As far as I know, and from some inferences, Renoise will use “memory” to store “temporary configuration” that the user has changed, both for Renoise and for the tools API.
When the user closes Renoise, both the changes in Renoise and the API changes are dumped into the respective configuration files.
The question I ask myself is, why does this have to be the case?
Why are changes not saved “on the fly” at the time of change?
These files are needed to reload Renoise or reload the respective Lua tool. It seems like something of a “safety measure” to avoid saving something you shouldn’t in the configuration files that makes the next time you load Renoise, it doesn’t return an error or malfunction.
I don’t know if there is much sense in these thoughts, but everything in Renoise about configuration is set to be saved on logout, and that data is only accessible in memory or in some temporary/staging file. If Renoise crashes, this save operation is not executed.
So there are these 2 things (speaking individually):
- A: The save configuration file, which will be used when starting Renoise again.

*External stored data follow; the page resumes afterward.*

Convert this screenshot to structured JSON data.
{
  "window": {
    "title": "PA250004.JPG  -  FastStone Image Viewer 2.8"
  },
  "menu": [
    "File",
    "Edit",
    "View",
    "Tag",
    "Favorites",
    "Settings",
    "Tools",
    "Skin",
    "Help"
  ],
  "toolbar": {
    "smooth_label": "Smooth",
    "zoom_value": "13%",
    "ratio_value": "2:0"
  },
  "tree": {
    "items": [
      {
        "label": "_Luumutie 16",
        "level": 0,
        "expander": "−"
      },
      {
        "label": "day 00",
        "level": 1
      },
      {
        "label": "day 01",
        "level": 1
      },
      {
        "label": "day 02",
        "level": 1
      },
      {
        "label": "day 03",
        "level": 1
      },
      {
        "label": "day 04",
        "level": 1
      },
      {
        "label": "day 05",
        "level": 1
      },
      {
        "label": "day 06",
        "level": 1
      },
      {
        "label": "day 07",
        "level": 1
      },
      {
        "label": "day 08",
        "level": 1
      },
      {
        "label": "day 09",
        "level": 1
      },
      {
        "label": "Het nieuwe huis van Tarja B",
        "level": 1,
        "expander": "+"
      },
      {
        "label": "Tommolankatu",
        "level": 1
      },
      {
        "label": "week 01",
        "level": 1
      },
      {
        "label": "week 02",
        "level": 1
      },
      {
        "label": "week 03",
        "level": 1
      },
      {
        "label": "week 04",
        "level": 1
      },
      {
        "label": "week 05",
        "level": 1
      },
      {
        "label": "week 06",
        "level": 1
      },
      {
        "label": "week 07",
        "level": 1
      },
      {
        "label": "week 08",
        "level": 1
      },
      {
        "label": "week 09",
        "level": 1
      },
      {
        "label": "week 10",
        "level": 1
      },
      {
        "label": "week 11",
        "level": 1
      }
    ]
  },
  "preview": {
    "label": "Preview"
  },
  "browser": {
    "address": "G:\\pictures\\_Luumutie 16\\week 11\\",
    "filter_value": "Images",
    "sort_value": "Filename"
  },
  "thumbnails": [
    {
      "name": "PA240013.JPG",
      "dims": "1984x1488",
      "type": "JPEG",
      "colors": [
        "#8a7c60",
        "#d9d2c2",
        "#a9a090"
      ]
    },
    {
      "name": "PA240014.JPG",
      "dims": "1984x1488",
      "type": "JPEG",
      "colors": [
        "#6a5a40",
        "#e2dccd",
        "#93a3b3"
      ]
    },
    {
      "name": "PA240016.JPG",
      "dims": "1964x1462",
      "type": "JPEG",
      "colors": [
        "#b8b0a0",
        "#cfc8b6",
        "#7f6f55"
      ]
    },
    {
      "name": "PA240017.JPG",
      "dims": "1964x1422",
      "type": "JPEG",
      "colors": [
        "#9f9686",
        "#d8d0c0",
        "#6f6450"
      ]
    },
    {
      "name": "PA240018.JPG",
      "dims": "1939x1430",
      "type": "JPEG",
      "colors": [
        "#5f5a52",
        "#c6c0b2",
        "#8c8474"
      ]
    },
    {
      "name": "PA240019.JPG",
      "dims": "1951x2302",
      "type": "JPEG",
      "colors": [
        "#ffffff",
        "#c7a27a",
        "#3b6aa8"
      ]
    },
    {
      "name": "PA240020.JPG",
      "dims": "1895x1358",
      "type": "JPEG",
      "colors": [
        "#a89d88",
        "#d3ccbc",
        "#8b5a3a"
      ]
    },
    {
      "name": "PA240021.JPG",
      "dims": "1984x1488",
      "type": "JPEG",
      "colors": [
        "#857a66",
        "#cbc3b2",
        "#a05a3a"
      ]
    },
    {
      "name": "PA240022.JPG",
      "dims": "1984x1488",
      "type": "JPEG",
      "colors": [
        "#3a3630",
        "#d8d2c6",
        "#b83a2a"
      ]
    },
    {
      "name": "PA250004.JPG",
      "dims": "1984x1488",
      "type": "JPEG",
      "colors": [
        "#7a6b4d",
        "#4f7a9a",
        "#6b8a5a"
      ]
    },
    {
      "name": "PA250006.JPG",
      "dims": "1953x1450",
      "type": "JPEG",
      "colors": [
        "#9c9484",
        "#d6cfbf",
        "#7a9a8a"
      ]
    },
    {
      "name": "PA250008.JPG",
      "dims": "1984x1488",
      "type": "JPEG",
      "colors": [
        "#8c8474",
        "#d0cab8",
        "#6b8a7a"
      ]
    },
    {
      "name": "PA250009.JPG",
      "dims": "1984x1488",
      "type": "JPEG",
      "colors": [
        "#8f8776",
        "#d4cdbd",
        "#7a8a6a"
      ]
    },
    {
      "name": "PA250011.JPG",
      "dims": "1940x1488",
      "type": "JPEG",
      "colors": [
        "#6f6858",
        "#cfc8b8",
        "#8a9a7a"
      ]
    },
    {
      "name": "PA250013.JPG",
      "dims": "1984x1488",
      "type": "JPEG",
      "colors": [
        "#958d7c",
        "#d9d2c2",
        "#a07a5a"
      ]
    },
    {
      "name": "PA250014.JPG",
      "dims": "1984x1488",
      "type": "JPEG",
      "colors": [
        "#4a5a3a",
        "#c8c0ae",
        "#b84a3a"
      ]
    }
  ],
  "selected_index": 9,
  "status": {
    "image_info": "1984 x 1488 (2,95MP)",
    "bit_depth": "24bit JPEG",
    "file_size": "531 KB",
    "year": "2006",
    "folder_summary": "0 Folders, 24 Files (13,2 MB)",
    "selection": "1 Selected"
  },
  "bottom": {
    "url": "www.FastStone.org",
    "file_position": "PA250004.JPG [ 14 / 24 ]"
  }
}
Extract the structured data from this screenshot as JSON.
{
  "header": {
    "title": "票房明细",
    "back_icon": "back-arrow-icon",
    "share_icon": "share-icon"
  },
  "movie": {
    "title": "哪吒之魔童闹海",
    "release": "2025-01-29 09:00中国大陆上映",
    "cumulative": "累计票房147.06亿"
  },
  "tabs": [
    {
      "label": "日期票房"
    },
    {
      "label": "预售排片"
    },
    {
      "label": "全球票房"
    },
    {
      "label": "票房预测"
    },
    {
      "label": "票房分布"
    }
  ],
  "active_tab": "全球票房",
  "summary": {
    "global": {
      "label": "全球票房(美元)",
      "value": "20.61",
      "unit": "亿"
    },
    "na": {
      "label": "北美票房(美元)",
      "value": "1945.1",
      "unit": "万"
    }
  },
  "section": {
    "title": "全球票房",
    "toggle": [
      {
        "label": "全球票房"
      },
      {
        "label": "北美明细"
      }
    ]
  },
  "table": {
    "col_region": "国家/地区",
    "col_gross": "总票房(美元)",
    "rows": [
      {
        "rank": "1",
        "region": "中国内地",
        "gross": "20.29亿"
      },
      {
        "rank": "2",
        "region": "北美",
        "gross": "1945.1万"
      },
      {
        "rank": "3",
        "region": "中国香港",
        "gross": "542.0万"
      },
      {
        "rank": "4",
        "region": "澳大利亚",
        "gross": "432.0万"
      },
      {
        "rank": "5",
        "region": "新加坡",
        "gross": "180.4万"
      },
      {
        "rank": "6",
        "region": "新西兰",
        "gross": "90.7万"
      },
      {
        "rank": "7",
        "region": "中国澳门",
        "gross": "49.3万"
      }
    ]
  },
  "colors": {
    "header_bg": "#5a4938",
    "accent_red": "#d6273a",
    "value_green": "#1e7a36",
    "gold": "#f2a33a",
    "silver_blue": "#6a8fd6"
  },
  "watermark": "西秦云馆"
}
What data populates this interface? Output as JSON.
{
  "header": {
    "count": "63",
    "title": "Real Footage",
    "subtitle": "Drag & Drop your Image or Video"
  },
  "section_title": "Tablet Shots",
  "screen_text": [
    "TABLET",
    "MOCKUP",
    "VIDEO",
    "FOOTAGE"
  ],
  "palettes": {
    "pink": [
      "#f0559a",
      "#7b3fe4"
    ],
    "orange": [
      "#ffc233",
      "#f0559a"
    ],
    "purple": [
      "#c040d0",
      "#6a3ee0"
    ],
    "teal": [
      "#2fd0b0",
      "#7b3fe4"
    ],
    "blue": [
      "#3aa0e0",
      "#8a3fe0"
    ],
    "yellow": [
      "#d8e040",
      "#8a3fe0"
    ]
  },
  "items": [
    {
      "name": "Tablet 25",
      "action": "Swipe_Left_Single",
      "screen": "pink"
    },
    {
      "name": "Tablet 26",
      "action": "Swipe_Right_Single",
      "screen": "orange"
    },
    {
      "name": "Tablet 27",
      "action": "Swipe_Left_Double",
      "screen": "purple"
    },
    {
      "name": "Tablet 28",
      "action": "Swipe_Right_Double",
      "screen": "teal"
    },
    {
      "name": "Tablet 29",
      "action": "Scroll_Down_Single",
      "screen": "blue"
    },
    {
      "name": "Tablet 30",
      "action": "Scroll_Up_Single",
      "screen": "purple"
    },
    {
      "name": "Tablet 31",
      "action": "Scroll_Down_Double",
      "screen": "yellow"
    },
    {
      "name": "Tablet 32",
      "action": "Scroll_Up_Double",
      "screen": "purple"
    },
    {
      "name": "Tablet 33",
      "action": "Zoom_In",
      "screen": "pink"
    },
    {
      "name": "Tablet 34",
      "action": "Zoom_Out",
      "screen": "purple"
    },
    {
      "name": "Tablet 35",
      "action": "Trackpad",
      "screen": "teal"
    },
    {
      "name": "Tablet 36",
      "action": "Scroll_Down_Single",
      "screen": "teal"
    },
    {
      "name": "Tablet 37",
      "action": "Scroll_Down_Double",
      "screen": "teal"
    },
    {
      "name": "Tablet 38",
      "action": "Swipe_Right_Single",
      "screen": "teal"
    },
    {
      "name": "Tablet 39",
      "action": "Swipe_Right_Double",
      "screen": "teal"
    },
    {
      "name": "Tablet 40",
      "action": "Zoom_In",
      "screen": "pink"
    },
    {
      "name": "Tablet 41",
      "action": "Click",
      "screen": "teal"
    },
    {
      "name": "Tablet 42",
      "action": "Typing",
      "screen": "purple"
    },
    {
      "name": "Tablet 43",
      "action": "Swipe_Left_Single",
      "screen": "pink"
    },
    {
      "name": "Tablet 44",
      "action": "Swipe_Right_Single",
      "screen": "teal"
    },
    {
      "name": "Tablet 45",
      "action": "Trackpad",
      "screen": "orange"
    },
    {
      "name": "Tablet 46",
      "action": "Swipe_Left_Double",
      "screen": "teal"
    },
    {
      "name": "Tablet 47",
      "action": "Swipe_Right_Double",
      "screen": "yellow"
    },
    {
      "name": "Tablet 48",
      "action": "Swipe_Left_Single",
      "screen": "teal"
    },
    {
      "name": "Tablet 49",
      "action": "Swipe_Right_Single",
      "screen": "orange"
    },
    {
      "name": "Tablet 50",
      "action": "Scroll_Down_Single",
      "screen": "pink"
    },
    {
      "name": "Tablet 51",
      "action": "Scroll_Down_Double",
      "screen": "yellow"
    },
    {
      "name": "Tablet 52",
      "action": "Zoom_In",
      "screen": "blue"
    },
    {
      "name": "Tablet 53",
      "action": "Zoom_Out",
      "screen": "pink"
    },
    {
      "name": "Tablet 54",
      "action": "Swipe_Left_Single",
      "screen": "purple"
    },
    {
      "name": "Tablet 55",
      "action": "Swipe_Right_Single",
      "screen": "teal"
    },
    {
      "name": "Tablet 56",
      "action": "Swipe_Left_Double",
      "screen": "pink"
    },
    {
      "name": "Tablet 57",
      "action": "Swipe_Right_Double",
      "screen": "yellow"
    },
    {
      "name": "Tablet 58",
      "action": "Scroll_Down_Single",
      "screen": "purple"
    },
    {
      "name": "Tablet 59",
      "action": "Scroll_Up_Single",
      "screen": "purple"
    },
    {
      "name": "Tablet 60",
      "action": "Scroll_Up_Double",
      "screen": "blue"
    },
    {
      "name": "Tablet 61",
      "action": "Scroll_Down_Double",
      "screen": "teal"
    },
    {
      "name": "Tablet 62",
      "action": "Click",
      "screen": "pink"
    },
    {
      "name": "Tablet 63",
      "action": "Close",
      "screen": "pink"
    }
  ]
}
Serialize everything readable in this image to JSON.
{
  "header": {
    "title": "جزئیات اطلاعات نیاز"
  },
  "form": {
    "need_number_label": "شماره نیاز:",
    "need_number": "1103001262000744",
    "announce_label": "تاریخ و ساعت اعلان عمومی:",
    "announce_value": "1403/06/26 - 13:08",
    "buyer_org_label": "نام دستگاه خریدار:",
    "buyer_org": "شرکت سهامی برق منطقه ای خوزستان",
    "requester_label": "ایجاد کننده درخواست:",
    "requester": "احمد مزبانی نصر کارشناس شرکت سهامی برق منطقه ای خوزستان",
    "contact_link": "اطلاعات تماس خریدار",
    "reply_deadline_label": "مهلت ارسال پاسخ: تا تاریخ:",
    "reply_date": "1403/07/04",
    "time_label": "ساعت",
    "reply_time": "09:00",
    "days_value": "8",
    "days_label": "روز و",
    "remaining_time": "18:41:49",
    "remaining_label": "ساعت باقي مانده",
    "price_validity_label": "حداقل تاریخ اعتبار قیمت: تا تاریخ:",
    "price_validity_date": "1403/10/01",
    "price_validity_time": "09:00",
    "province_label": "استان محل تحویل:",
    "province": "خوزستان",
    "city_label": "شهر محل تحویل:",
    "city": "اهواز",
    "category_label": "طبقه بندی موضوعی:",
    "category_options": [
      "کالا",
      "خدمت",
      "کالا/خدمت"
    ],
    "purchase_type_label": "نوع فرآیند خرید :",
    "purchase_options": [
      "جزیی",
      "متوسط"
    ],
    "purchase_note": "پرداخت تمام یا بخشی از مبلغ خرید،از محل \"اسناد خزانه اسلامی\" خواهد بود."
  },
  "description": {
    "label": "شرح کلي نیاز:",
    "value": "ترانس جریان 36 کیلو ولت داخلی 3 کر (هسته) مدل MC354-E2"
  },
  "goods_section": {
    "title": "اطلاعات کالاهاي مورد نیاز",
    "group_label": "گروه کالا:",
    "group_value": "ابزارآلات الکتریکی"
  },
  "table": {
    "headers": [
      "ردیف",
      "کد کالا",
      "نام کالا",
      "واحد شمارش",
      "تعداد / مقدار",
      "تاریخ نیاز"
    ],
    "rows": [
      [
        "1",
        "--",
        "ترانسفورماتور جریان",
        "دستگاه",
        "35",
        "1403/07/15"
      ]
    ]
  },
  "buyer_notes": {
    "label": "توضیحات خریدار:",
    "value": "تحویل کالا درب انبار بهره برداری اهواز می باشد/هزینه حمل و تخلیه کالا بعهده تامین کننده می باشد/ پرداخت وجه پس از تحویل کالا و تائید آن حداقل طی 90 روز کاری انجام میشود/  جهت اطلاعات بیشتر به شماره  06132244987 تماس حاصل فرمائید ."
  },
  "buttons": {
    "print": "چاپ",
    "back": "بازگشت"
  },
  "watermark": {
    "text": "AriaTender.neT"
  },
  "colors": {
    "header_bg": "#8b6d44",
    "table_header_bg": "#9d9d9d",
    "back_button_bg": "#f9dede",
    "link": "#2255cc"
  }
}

- B: The memory (or temp file or whatever it uses). This is accessible at all times by Renoise. And it has been a problem in the API in some cases, not having access to said “memory” available.
So, it’s like asking Renoise to be “smarter” with the use of the save configuration, watching everything that happens with errors.
In theory, the user should not know anything about this. He should just compose music without worrying…
There are also examples with the API. As far as I know, there is no access to “memory” for keyboard command changes. So if a user changes commands, the API cannot find out. Another example is color themes (but things are being fixed)…
From my experience, Renoise can hang if it doesn’t find a file it needs (for example, deleting a picture or icon it needs).
It’s also a bit unstable (or very slow) if the computer has multiple sound cards and while Renoise is running, the user switches sound cards (internal sound card, wireless headset, usb sound card, or the sound card of the image monitor, or something like that). For some reason it’s not agile in some cases, at least under Windows 11 (which is not the case with other sound editing software). In these cases Renoise should be rock solid. It seems like switching sound cards is a “delicate matter”, when it shouldn’t be.
There can be problems with external plugins, of course, and in many cases the problem is with the plugin.
I don’t know how it behaves with multiple instances.
But a super tracker should be able to load multiple songs in a single instance, and be able to switch between them “on the fly”. This would allow migrating data from one song to another with just one exe.